25 novembre 2024. Il en a demandé le renouvellement sur la plateforme de l'Administration numérique pour les étrangers en France le 6 août 2024 ainsi que la délivrance d'une carte de résident. Sa demande a été clôturée le 6 novembre 2024 au motif qu'une suite favorable lui avait été réservée et qu'un message lui serait envoyé pour récupérer ce titre de séjour. Ce message n'est jamais intervenu ce qui a entraîné, d'une part, la cessation, au 27 novembre 2024, du versement des aides sociales perçues au titre de son enfant handicapé et d'autre part la suspension de son contrat de travail à durée indéterminée conclu avec la société " Positive Thinking Company " de Paris (75008), à la date du 26 février 2025. Le défaut de renouvellement de sa carte de séjour à son expiration a aussi entraîné l'impossibilité pour son épouse de voir renouvelé son propre titre de séjour portant la mention " Passeport Talent (Famille) ". Par une requête, enregistrée le 19 février 2025, il a demandé au juge des référés, sur le fondement de l'article L. 521-3 du code de justice administrative, d'enjoindre au préfet du Val-de-Marne de le convoquer en vue de lui remettre la carte de résident. Par une ordonnance du 4 mars 2025, le juge des référés du présent tribunal, saisi le 27 février 2025 sur le fondement de l'article L. 521-2 du code de justice administrative, avait enjoint au préfet du Val-de-Marne de convoquer M. A dans un délai de deux jours à compter de la notification de l'ordonnance, sous astreinte de 100 euros par jour de retard passé ce délai de deux jours, la convocation initialement délivrée pour le 11 mars 2025 " en vue du retrait de son titre de séjour " étant trop tardive.

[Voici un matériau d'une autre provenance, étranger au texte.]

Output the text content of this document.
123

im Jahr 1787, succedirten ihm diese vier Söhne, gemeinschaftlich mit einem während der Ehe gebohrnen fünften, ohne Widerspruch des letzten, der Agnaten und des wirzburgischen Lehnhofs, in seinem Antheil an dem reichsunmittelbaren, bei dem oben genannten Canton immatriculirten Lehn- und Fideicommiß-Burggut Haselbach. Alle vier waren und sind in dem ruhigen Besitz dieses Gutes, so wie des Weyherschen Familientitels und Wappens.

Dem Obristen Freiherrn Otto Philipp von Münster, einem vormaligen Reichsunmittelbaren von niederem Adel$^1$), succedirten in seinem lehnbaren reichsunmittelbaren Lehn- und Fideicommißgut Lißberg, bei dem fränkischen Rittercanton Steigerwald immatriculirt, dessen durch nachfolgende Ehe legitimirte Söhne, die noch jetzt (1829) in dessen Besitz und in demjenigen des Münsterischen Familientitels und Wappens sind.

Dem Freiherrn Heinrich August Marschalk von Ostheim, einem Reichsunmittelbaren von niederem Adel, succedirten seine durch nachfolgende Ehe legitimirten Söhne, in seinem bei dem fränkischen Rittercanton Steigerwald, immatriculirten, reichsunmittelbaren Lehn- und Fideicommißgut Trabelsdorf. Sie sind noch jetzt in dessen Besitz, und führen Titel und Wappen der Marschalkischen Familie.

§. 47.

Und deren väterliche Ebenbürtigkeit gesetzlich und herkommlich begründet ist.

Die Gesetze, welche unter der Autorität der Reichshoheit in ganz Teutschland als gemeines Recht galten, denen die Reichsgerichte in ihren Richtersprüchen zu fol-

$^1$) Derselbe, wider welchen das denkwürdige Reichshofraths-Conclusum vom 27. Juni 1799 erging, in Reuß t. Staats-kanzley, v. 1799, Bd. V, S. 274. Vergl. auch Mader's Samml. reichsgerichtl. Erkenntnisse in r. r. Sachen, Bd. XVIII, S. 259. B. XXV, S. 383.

Sur les conclusions sur le fondement de l'article L. 521-3 du code de justice administrative :

2. Aux termes de l'article L. 521-3 du code de justice administrative : " En cas d'urgence, et sur simple requête qui sera recevable même en l'absence de décision administrative préalable, le juge des référés peut ordonner toutes autres mesures utiles sans faire obstacle à l'exécution d'aucune décision administrative ".

3. Ainsi qu'il l'a été dit au point 1, par une ordonnance du 4 mars 2025, le juge des référés du présent tribunal, saisi sur le fondement de l'article L. 521-2 du code de justice administrative, avait enjoint au préfet du Val-de-Marne de convoquer M. A dans un délai de deux jours à compter de la notification l'ordonnance, sous astreinte de 100 euros par jour de retard passé ce délai de deux jours, pour lui remettre son titre.

4. L'intéressé ne soutenant pas, près d'un mois plus tard, que cette ordonnance n'a pas été exécutée dans les délais impartis, il n'y a plus lieu de statuer sur les conclusions de sa requête présentées sur le fondement de l'article L. 521-3 du code de justice administrative.

Sur les frais du litige :

5. Il n'y a pas lieu, dans les circonstances de l'espèce, de mettre à la charge de l'Etat (préfet du Val-de-Marne) une somme à verser à M. A en application de l'article L. 761-1 du code de justice administrative.

O R D O N N E :

Article 1er : Il n'y a plus lieu de statuer sur les conclusions de la requête de M. A présentées sur le fondement de l'article L. 521-3 du code de justice administrative.

Article 2 : Les conclusions de M. A sur le fondement de l'article L. 761-1 du code de justice administrative sont rejetées.

Article 3 : La présente ordonnance sera notifiée à M. B A et au ministre d'Etat, ministre de l'intérieur.

Copie en sera communiquée au préfet du Val-de-Marne.

Le juge des référés,

Signé : M. Aymard

La République mande et ordonne au ministre d'Etat, ministre de l'intérieur en ce qui le concerne ou à tous commissaires de justice à ce requis en ce qui concerne les voies de droit commun contre les parties privées de pourvoir à l'exécution de la présente décision.